Кто же еще? Высокие сапоги, легкая кожаная куртка, смешная треугольная шапка, которая сейчас вовсе таковой не казалась, лук и колчан стрел за плечами, нож у пояса. Копье в руке.
«Далеко забрался, не из наших», – оценила чужака Нарьяна.
Охотник приближался, не говоря ни слова.
Она возненавидела немоту. Ей хотелось кричать, спросить мужчину, что ему нужно, сказать, что дочь боится животных. Но что она могла сделать?! Объяснять на пальцах? Грозно хмуриться? Нет. Ей оставалось только успокаивать себя, твердя, что это всего лишь охотник.
Вблизи пес казался еще огромнее, а человек – страшнее. Настоящий булыжник, обросший черным и колючим мхом.
Фингри заплакала и уткнулась в юбку. Нарьяна бросила корзины и взяла дочь на руки.
Когда их стал разделять один бросок собаки, мужчина остановился.
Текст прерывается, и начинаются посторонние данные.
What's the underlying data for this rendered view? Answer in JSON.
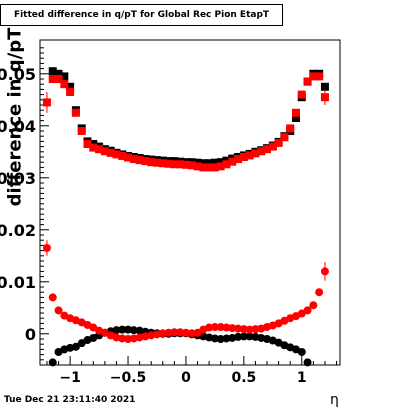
{
  "chart_data": {
    "type": "scatter",
    "title": "Fitted difference in q/pT for Global Rec Pion EtapT",
    "xlabel": "η",
    "ylabel": "difference in q/pT",
    "xlim": [
      -1.26,
      1.33
    ],
    "ylim": [
      -0.006,
      0.0565
    ],
    "x_ticks": [
      -1,
      -0.5,
      0,
      0.5,
      1
    ],
    "x_tick_labels": [
      "−1",
      "−0.5",
      "0",
      "0.5",
      "1"
    ],
    "y_ticks": [
      0,
      0.01,
      0.02,
      0.03,
      0.04,
      0.05
    ],
    "y_tick_labels": [
      "0",
      "0.01",
      "0.02",
      "0.03",
      "0.04",
      "0.05"
    ],
    "timestamp": "Tue Dec 21 23:11:40 2021",
    "series": [
      {
        "color": "#000000",
        "marker": "square",
        "x": [
          -1.15,
          -1.1,
          -1.05,
          -1.0,
          -0.95,
          -0.9,
          -0.85,
          -0.8,
          -0.75,
          -0.7,
          -0.65,
          -0.6,
          -0.55,
          -0.5,
          -0.45,
          -0.4,
          -0.35,
          -0.3,
          -0.25,
          -0.2,
          -0.15,
          -0.1,
          -0.05,
          0.0,
          0.05,
          0.1,
          0.15,
          0.2,
          0.25,
          0.3,
          0.35,
          0.4,
          0.45,
          0.5,
          0.55,
          0.6,
          0.65,
          0.7,
          0.75,
          0.8,
          0.85,
          0.9,
          0.95,
          1.0,
          1.05,
          1.1,
          1.15,
          1.2
        ],
        "y": [
          0.0505,
          0.05,
          0.0495,
          0.0475,
          0.043,
          0.0395,
          0.037,
          0.0365,
          0.036,
          0.0355,
          0.0352,
          0.0348,
          0.0345,
          0.0342,
          0.034,
          0.0338,
          0.0336,
          0.0335,
          0.0334,
          0.0333,
          0.0332,
          0.0332,
          0.0331,
          0.033,
          0.033,
          0.0329,
          0.0328,
          0.0328,
          0.0329,
          0.033,
          0.0333,
          0.0337,
          0.034,
          0.0343,
          0.0346,
          0.035,
          0.0353,
          0.0357,
          0.0362,
          0.0369,
          0.038,
          0.039,
          0.0415,
          0.0455,
          0.0485,
          0.05,
          0.05,
          0.0475
        ],
        "markers_only": true
      },
      {
        "color": "#ff0000",
        "marker": "square",
        "x": [
          -1.2,
          -1.15,
          -1.1,
          -1.05,
          -1.0,
          -0.95,
          -0.9,
          -0.85,
          -0.8,
          -0.75,
          -0.7,
          -0.65,
          -0.6,
          -0.55,
          -0.5,
          -0.45,
          -0.4,
          -0.35,
          -0.3,
          -0.25,
          -0.2,
          -0.15,
          -0.1,
          -0.05,
          0.0,
          0.05,
          0.1,
          0.15,
          0.2,
          0.25,
          0.3,
          0.35,
          0.4,
          0.45,
          0.5,
          0.55,
          0.6,
          0.65,
          0.7,
          0.75,
          0.8,
          0.85,
          0.9,
          0.95,
          1.0,
          1.05,
          1.1,
          1.15,
          1.2
        ],
        "y": [
          0.0445,
          0.049,
          0.049,
          0.048,
          0.0465,
          0.0425,
          0.039,
          0.0365,
          0.0358,
          0.0355,
          0.0351,
          0.0348,
          0.0345,
          0.0342,
          0.0339,
          0.0336,
          0.0334,
          0.0332,
          0.033,
          0.0329,
          0.0328,
          0.0327,
          0.0326,
          0.0326,
          0.0325,
          0.0324,
          0.0322,
          0.032,
          0.032,
          0.032,
          0.0322,
          0.0326,
          0.0331,
          0.0336,
          0.034,
          0.0343,
          0.0347,
          0.0351,
          0.0355,
          0.036,
          0.0367,
          0.0378,
          0.0395,
          0.0425,
          0.046,
          0.0485,
          0.0495,
          0.0495,
          0.0455
        ],
        "y_err": [
          0.002,
          0.0005,
          0.0003,
          0.0003,
          0.0003,
          0.0003,
          0.0003,
          0.0003,
          0.0003,
          0.0003,
          0.0003,
          0.0003,
          0.0003,
          0.0003,
          0.0003,
          0.0003,
          0.0003,
          0.0003,
          0.0003,
          0.0003,
          0.0003,
          0.0003,
          0.0003,
          0.0003,
          0.0003,
          0.0003,
          0.0003,
          0.0003,
          0.0003,
          0.0003,
          0.0003,
          0.0003,
          0.0003,
          0.0003,
          0.0003,
          0.0003,
          0.0003,
          0.0003,
          0.0003,
          0.0003,
          0.0003,
          0.0003,
          0.0003,
          0.0003,
          0.0003,
          0.0003,
          0.0003,
          0.0003,
          0.0015
        ],
        "markers_only": true
      },
      {
        "color": "#000000",
        "marker": "circle",
        "x": [
          -1.15,
          -1.1,
          -1.05,
          -1.0,
          -0.95,
          -0.9,
          -0.85,
          -0.8,
          -0.75,
          -0.7,
          -0.65,
          -0.6,
          -0.55,
          -0.5,
          -0.45,
          -0.4,
          -0.35,
          -0.3,
          -0.25,
          -0.2,
          -0.15,
          -0.1,
          -0.05,
          0.0,
          0.05,
          0.1,
          0.15,
          0.2,
          0.25,
          0.3,
          0.35,
          0.4,
          0.45,
          0.5,
          0.55,
          0.6,
          0.65,
          0.7,
          0.75,
          0.8,
          0.85,
          0.9,
          0.95,
          1.0,
          1.05,
          1.1
        ],
        "y": [
          -0.0055,
          -0.0035,
          -0.003,
          -0.0027,
          -0.0025,
          -0.0018,
          -0.0012,
          -0.0008,
          -0.0003,
          0.0002,
          0.0005,
          0.0007,
          0.0008,
          0.0008,
          0.0007,
          0.0006,
          0.0004,
          0.0002,
          0.0001,
          0.0,
          0.0,
          0.0001,
          0.0001,
          0.0001,
          -0.0001,
          -0.0003,
          -0.0005,
          -0.0007,
          -0.0009,
          -0.001,
          -0.0009,
          -0.0008,
          -0.0006,
          -0.0005,
          -0.0005,
          -0.0006,
          -0.0008,
          -0.001,
          -0.0013,
          -0.0017,
          -0.0022,
          -0.0026,
          -0.003,
          -0.0035,
          -0.0055,
          -0.0065
        ],
        "markers_only": true
      },
      {
        "color": "#ff0000",
        "marker": "circle",
        "x": [
          -1.2,
          -1.15,
          -1.1,
          -1.05,
          -1.0,
          -0.95,
          -0.9,
          -0.85,
          -0.8,
          -0.75,
          -0.7,
          -0.65,
          -0.6,
          -0.55,
          -0.5,
          -0.45,
          -0.4,
          -0.35,
          -0.3,
          -0.25,
          -0.2,
          -0.15,
          -0.1,
          -0.05,
          0.0,
          0.05,
          0.1,
          0.15,
          0.2,
          0.25,
          0.3,
          0.35,
          0.4,
          0.45,
          0.5,
          0.55,
          0.6,
          0.65,
          0.7,
          0.75,
          0.8,
          0.85,
          0.9,
          0.95,
          1.0,
          1.05,
          1.1,
          1.15,
          1.2
        ],
        "y": [
          0.0165,
          0.007,
          0.0045,
          0.0035,
          0.003,
          0.0026,
          0.0022,
          0.0017,
          0.0012,
          0.0006,
          0.0002,
          -0.0003,
          -0.0007,
          -0.0009,
          -0.001,
          -0.0009,
          -0.0007,
          -0.0005,
          -0.0003,
          -0.0001,
          0.0001,
          0.0002,
          0.0003,
          0.0003,
          0.0002,
          0.0001,
          0.0002,
          0.0008,
          0.0012,
          0.0013,
          0.0013,
          0.0012,
          0.0011,
          0.001,
          0.0009,
          0.0008,
          0.0009,
          0.001,
          0.0013,
          0.0016,
          0.002,
          0.0025,
          0.003,
          0.0034,
          0.0039,
          0.0045,
          0.0055,
          0.008,
          0.012
        ],
        "y_err": [
          0.0015,
          0.0004,
          0.0003,
          0.0003,
          0.0003,
          0.0003,
          0.0003,
          0.0003,
          0.0003,
          0.0003,
          0.0003,
          0.0003,
          0.0003,
          0.0003,
          0.0003,
          0.0003,
          0.0003,
          0.0003,
          0.0003,
          0.0003,
          0.0003,
          0.0003,
          0.0003,
          0.0003,
          0.0003,
          0.0003,
          0.0003,
          0.0003,
          0.0003,
          0.0003,
          0.0003,
          0.0003,
          0.0003,
          0.0003,
          0.0003,
          0.0003,
          0.0003,
          0.0003,
          0.0003,
          0.0003,
          0.0003,
          0.0003,
          0.0003,
          0.0003,
          0.0003,
          0.0003,
          0.0003,
          0.0006,
          0.0018
        ],
        "markers_only": true
      }
    ]
  }
}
– Сидеть, – сказал хмуро. Как-то совсем безрадостно, даже не пытаясь притворяться.
Животное утробно зарычало и оскалилось, обнажив зубы, способные перегрызть любую кость.
Охотник отпустил поводок. Нарьяна медленно, как во сне, отступила на шаг, не отводя взгляда от пса. Тот ждал команды.
Мужчина обхватил копье двумя руками. Направил древко острием в их сторону. Девушка все поняла.
Отчаянно посмотрела в глаза преследователя. Жесткие, шершавые, как кора дуба. Удивительно. В них теплилась жалость, но не было места сомнениям и торгу.
Она молила взглядом. Просила пощадить дочь, предлагала себя взамен, обещала покинуть Север, сделать все, что угодно, лишь бы сохранить Фингри жизнь.
Она молила. Молча.
– Прости. И ты, дитя, прости. Но так хочет валькюна.